The removal process: disconnect, lift, haul, and reclaim the lot
Removal follows a tight sequence whichever exit you take. First our crew disconnects the utilities and frees the home from its blocking and tie-downs; then we lift the single-wide or each double-wide section onto running gear and haul it off the lot under the NCDOT-approved route with front and rear escorts.
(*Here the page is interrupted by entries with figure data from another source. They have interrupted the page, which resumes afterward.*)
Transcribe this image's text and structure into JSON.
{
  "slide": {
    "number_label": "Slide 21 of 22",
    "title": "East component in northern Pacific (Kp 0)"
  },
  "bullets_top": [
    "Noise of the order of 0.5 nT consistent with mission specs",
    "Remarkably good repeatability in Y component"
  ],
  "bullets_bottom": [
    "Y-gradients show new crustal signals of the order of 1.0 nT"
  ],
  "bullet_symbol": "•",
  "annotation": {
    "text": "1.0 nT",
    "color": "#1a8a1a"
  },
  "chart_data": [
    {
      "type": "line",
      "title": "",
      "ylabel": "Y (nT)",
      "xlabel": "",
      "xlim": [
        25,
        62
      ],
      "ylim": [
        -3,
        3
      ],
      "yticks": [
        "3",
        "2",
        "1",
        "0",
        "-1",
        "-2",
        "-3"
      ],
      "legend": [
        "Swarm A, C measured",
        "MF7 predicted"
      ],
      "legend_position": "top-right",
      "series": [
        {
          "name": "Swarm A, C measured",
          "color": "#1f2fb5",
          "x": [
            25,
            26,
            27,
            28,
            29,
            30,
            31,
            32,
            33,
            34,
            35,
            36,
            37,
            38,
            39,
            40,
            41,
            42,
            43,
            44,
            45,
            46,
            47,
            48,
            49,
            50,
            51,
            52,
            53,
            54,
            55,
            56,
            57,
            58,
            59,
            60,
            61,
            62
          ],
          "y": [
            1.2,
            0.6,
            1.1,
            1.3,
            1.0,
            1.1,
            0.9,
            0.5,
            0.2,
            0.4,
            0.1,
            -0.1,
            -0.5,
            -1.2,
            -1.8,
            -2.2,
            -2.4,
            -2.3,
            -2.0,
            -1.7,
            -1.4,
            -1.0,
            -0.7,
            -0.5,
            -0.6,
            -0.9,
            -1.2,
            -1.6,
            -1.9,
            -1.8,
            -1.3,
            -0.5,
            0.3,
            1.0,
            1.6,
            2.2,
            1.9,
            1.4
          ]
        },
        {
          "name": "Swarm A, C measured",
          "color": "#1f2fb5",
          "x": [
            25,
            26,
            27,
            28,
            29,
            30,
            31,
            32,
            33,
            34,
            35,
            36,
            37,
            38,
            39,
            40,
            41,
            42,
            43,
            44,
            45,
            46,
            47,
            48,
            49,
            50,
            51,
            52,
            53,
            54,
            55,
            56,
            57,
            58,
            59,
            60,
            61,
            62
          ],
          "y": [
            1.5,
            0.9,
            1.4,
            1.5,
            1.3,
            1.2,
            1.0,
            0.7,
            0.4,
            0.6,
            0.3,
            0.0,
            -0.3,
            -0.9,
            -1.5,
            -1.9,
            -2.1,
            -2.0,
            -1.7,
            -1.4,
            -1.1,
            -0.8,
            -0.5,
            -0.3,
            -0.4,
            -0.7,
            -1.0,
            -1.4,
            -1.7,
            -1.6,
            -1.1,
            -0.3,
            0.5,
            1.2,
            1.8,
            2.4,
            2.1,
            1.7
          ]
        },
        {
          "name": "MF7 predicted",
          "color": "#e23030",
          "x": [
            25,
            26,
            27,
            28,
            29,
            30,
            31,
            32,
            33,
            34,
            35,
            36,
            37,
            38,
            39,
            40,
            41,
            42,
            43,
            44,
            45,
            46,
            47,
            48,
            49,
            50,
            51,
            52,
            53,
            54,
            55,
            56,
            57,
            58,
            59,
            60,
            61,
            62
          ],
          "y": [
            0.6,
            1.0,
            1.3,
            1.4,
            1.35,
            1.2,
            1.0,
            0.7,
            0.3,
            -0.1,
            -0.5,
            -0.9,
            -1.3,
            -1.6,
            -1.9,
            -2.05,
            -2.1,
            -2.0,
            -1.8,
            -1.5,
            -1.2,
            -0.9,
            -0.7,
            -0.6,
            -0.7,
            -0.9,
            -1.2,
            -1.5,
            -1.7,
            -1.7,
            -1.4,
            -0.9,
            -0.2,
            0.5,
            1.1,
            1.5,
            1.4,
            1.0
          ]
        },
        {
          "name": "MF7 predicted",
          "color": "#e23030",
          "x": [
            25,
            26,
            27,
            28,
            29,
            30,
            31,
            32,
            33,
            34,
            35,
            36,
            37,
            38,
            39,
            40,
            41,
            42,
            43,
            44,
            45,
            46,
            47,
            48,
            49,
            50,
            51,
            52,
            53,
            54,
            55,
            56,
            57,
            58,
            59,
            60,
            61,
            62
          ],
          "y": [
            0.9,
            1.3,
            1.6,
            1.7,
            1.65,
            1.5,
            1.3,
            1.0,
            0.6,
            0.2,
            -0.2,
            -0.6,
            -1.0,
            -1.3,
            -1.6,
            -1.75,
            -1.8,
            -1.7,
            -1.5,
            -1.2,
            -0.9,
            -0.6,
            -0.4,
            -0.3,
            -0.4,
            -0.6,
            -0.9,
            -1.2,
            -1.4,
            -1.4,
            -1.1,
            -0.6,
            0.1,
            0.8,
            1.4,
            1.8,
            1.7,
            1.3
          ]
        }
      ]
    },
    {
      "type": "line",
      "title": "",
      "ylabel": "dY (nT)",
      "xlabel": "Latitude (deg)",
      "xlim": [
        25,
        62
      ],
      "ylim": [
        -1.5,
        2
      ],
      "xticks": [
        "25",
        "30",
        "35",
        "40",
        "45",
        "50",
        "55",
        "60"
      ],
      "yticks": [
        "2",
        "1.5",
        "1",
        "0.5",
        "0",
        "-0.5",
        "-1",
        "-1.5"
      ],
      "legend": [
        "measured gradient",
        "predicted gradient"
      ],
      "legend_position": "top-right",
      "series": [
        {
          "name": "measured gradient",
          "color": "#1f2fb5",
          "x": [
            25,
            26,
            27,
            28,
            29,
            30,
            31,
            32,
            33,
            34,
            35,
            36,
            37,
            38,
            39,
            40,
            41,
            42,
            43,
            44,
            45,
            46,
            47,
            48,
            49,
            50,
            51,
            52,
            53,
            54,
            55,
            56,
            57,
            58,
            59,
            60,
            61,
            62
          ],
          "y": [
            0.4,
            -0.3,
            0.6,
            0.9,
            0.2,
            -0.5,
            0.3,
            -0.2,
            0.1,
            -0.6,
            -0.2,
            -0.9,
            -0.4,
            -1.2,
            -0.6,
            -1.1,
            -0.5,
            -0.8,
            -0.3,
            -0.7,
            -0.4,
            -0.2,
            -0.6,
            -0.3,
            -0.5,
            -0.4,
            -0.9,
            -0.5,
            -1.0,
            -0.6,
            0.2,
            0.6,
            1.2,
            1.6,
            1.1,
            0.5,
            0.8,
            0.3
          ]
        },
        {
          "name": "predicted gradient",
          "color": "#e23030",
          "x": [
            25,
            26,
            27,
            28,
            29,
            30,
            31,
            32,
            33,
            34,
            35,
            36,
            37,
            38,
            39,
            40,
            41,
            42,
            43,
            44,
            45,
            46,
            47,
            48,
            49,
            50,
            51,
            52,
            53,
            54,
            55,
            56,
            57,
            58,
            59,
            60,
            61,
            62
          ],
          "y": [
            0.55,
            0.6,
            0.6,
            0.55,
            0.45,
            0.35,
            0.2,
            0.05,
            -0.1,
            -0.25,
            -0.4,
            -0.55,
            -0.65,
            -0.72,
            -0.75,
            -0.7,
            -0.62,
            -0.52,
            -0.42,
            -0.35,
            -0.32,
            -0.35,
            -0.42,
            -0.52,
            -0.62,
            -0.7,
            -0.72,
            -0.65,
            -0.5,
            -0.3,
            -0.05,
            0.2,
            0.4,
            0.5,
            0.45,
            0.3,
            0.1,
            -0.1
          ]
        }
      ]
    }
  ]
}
If the home is sound and post-1976, it gets relocated: on the new pad we re-block the piers, level the chassis to a 1/4-inch tolerance (see mobile home leveling), bolt up the marriage line on multi-section homes, and re-anchor — central-Piedmont Rowan County sits in HUD Wind Zone I, so anchoring follows the federal frame-tie and auger-anchor standard at HUD 24 CFR Part 3280, Subpart G, finished with full setup and anchoring. If the home is scrap, our crew screens it for asbestos, demolishes it, hauls the debris to a C&D landfill, recovers the chassis steel, and leaves a clean, graded pad. Rowan County anchors our central-Piedmont coverage for mobile home removal across North Carolina — from the Catawba Valley to the Yadkin.
Storms, FEMA, and manufactured homes in Rowan County
Rowan County, NC has been included in 18 federal disaster declarations for storms and flooding since 1977 — among them Tropical Storm Debby (2024), Hurricane Helene (2024), and Hurricane Ian (2023). Manufactured homes take the worst of every major storm — and each one puts homes on the move: damaged single- and double-wides hauled off the lot, replacement units delivered, and families relocated to safer ground. When the wind passes, our crew is who you call to remove a totaled manufactured home in Rowan County — relocated if it's salvageable, demolished and scrapped if it isn't. (Source: FEMA OpenFEMA disaster-declaration data.)